The performance comparison of CREPS and CREPS-CMA for optimising contextual versions of standard functions (a) Sphere, (b) Rosenbrock and (c) Rastrigin. The results show that CREPS-CMA clearly outperforms CREPS in all three benchmarks while CREPS suffers from premature convergence.

Fig. 4.
figure 4

The 15 RBFs setup used for generating features.

Fig. 5.
figure 5

The learned linear (left) and non-linear (right) policies for kick distances of 2.5 to 12.5 m. The y-axis represents the controller parameter values for a given desired kick distance, and the x-axis represents the desired kick distance.

3.2 Kick Task Results

We use a Nao humanoid robot simulated in RoboCup 3D simulation environment which is based on SimSparkFootnote 5: a generic physical multiagent system simulator. The robot has 22 degrees of freedom, six in each leg, four in each arm, and two in the neck. We use CREPS-CMA to train a simulated NAO robot by optimising the kick controller explained in Sect. 2 using both linear policies, i.e., \(\varphi ( {\varvec{s}} ^{[i]}) = [1\quad {\varvec{s}} ^{[i]}]\) and a RBF based non-linear policy. The desired kick distance s varies from 2.5 m to 12.5 m. For the non-linear policy, we choose \(K=15\) normalized RBFs and \(\sigma ^2\) is set to 0.5. Both K and the \(\sigma ^2\) parameters were chosen by trial and error to maximize the results accuracy. Figure 4 shows the setup of the used RBFs over the context range.

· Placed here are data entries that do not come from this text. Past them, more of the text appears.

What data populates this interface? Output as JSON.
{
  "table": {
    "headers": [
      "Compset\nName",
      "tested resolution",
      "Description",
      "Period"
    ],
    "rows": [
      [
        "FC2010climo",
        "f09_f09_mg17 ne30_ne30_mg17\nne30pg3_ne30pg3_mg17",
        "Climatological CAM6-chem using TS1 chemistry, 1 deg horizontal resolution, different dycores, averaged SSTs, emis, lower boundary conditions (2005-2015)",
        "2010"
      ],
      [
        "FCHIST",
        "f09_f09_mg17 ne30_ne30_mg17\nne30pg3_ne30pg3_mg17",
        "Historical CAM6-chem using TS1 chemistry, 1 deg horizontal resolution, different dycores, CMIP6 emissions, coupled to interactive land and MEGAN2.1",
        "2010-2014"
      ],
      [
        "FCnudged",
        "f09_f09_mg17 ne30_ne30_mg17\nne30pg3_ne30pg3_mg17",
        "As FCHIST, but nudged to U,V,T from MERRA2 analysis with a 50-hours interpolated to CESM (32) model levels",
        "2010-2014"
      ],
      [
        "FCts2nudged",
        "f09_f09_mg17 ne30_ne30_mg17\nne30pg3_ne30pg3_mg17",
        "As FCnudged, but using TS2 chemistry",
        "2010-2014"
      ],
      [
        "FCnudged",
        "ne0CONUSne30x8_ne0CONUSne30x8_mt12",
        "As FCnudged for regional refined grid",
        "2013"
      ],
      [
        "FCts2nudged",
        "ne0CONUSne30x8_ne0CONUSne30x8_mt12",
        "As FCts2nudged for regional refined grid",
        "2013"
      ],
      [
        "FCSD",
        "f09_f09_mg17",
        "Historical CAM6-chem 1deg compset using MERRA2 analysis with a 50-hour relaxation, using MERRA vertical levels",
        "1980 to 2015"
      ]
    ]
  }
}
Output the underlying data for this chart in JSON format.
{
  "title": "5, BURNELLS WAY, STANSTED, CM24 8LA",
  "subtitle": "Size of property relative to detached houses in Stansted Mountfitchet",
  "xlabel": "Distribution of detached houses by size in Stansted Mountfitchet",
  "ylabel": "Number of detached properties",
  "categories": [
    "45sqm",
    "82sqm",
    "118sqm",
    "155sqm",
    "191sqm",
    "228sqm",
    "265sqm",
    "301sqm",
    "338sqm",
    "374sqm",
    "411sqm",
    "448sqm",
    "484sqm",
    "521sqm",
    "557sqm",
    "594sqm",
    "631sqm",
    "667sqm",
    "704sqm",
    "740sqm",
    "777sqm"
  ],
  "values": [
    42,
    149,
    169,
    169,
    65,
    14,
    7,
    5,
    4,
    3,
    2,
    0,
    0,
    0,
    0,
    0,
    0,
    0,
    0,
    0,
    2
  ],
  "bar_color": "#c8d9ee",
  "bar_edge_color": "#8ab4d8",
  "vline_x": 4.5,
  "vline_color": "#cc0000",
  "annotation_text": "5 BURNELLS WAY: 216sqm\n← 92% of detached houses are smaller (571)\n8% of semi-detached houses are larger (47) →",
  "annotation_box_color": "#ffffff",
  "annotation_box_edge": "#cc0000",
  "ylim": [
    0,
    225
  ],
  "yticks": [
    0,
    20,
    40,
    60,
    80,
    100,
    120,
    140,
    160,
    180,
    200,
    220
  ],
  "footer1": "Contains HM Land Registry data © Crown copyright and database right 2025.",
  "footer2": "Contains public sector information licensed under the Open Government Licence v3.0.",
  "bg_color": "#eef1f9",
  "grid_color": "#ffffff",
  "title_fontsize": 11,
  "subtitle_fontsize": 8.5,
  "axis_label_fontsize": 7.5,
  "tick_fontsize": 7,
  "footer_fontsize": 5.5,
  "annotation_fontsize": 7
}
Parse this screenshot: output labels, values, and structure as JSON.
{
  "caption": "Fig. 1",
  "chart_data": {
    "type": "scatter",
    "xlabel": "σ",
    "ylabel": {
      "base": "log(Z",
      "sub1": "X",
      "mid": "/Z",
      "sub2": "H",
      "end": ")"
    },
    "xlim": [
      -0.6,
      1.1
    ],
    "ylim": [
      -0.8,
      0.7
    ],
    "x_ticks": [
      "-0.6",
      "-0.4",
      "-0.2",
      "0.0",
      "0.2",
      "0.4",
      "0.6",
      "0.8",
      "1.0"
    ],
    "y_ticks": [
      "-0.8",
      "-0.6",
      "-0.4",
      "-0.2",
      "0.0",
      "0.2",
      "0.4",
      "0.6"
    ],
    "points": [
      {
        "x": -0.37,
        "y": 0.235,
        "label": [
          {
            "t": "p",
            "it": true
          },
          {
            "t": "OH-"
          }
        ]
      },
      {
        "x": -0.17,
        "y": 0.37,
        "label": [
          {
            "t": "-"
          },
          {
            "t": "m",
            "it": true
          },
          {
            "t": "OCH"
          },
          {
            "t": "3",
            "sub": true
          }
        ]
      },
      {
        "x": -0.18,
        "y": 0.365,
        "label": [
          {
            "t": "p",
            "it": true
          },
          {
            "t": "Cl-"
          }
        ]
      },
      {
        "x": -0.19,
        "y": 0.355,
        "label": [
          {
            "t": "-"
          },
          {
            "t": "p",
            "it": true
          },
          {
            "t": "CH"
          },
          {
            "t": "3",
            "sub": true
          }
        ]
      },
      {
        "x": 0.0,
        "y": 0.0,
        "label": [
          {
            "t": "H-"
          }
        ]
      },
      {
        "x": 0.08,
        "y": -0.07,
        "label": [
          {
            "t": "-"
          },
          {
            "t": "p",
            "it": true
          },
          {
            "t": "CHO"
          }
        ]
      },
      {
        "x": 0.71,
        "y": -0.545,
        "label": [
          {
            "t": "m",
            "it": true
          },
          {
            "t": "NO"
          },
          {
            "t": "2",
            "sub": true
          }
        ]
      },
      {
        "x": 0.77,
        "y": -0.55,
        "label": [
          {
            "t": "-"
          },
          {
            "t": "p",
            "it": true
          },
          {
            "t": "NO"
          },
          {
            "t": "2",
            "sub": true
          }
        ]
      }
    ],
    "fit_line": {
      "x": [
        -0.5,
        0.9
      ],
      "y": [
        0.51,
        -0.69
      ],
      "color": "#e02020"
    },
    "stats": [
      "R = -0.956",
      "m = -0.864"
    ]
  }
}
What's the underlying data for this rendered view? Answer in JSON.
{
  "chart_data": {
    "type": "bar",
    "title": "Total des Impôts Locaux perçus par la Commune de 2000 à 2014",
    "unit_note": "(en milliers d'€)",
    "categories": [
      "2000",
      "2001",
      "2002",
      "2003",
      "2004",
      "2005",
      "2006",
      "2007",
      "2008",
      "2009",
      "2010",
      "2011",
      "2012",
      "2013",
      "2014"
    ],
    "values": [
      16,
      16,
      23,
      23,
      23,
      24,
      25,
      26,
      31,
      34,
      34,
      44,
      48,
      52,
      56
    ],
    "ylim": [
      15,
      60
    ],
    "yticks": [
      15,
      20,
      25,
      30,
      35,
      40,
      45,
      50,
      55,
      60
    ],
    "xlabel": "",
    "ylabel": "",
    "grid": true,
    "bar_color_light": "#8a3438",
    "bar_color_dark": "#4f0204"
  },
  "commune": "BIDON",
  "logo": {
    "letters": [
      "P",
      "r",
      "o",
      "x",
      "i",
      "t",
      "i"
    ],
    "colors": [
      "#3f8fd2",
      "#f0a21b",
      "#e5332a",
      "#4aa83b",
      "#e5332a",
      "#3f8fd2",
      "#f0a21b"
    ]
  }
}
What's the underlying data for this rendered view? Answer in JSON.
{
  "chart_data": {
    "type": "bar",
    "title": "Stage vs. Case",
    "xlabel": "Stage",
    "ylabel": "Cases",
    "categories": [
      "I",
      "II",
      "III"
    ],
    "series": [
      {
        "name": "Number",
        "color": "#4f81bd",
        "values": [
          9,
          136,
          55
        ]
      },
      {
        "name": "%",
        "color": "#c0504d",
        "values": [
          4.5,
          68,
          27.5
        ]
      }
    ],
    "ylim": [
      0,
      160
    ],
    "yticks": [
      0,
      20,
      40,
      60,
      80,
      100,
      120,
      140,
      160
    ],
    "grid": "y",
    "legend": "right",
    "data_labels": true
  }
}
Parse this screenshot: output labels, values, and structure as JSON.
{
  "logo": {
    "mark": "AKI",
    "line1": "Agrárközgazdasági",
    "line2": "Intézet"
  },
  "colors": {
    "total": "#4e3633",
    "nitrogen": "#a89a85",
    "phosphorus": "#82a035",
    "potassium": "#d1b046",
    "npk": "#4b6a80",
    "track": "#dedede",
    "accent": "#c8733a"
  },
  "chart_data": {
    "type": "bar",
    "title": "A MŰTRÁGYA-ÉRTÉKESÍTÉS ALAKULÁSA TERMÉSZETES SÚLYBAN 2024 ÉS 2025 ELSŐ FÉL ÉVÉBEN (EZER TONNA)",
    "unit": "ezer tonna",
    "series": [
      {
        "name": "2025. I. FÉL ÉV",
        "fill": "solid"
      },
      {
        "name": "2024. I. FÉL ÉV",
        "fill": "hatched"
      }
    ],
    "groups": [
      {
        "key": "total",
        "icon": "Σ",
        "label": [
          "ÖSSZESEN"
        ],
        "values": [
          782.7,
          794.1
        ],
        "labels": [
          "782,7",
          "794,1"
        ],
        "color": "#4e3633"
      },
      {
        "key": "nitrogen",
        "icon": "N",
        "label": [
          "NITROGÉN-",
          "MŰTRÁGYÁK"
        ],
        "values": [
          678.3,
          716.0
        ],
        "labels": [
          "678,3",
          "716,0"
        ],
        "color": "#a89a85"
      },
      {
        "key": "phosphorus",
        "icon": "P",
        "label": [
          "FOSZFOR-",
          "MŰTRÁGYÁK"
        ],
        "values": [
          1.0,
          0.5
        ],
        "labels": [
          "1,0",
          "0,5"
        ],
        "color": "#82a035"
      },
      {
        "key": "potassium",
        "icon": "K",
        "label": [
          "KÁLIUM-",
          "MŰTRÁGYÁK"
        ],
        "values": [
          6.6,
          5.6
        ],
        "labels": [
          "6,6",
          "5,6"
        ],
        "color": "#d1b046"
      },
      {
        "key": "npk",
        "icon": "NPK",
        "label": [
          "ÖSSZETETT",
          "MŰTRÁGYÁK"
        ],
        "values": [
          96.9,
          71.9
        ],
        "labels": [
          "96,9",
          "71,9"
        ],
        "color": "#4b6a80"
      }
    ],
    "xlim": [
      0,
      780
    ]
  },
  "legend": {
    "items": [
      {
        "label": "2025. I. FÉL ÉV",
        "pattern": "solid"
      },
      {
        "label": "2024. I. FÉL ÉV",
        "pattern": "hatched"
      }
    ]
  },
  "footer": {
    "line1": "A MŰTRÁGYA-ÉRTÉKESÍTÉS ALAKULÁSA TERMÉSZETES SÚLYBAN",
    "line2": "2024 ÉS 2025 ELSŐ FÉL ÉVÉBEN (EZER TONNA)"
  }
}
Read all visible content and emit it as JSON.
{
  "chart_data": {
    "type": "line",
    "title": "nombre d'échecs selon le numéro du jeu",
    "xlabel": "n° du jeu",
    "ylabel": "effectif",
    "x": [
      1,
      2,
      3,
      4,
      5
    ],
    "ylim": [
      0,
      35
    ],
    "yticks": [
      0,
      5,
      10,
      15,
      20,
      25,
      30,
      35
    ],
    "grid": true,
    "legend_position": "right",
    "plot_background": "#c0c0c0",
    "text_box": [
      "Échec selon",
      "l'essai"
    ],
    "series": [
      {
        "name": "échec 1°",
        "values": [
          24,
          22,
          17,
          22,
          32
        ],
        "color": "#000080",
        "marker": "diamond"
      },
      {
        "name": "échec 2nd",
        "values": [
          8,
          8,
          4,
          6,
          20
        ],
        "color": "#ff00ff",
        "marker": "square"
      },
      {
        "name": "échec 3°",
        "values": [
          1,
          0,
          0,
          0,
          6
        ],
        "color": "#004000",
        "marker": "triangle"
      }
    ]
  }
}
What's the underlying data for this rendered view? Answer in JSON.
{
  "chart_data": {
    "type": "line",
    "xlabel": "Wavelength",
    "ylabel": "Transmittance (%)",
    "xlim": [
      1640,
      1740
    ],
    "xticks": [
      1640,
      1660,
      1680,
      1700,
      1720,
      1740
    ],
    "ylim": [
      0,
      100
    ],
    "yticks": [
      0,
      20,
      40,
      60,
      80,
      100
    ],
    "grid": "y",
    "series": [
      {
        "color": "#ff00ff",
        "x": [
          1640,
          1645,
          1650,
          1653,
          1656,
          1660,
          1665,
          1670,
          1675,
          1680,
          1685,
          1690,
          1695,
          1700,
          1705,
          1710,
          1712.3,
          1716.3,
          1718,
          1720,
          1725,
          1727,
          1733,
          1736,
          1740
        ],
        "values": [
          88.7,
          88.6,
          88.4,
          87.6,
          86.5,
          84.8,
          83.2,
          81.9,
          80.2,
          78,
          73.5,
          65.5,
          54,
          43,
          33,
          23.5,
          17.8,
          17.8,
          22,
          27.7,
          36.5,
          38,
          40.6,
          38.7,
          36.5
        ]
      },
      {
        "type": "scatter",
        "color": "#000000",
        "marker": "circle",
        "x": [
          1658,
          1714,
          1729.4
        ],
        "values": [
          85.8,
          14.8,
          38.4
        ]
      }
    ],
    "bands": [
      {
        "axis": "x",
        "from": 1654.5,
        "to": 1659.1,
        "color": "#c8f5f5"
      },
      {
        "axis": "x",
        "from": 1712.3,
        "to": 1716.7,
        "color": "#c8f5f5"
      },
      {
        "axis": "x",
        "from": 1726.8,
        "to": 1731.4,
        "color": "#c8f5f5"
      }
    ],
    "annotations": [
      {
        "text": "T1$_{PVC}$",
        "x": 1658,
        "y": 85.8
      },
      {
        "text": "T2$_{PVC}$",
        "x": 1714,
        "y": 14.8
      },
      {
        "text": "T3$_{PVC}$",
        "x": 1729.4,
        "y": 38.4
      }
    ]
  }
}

We maximize a context dependent objective function

$$\begin{aligned} R(s,\theta ) = -(x-s)^2-y^2, \end{aligned}$$

where s is the desired kick distance, and x and y are the ball distances travelled along the x- and y-axes using the kick controller with the given parameter set \(\theta \). We initialize the search distribution \(\pi \) with a hand tuned kick policy, which was able to kick the ball over 15 m. We optimized the kick with 1000 iterations. Each iteration generates 20 new samples where the contexts were sampled uniformly. Each sample was evaluated 5 times, and was averaged to smooth out the noisy returns. In order to simulate competition conditions, for evaluating each sample, we placed the robot in 5 different positions around the ball and it had to perceive the ball, move towards it, position itself in place and then kick it towards the target goal using the kick controller. We compared the performance of the linear policy with non-linear one. Figure 6 shows that the non-linear policy clearly outperforms the linear one and the accuracy of the non-linear policy is considerable.Footnote 6 The average error of the linear policy was \(0.82 \pm 0.10\,\text {m}\) while we achieved an average error of \(0.34 \pm 0.11\,\text {m}\) using the non-linear policy. As expected, using a non-linear policy improves the accuracy of the results with order of magnitude. In fact, the average error is more than halved. This also demonstrates the non-linearity nature of robotic tasks such as kick task and the usefulness of using RBF functions to capture this non-linearity. Figure 5 shows the learned linear and non-linear policies for generalizing the 25 parameter kick controller for different kick distances. We can see that the learned linear policy is a linear approximation of its corresponding non-linear policy.

Fig. 6.
figure 6

The performance of the learned linear (blue) and non-linear (red) policies. The x-axis represents the desired kick distance, in meters, while the y-axis represents the error with respect to desired kick distance, also in meters. (Color figure online)

4 Conclusion

We used a recently proposed contextual policy search algorithm to generalize a robot kick controller for different desired kick distances, where a context is described by a real-valued vector of distances. We have modified the algorithm, naming it CREPS-CMA. Using CREPS-CMA, we have successfully learned linear and non-linear policies over the context of kick distances. The non-linear policy outperforms its linear counterpart, and allows a humanoid robot to kick a ball with flexible distances and with satisfactory accuracy results, which could leads to a better control and coordination in a robotic soccer match. In this research, we also demonstrated the non-linearity of a kick task. In future we will use more complex kick controllers such as dynamic motor primitives.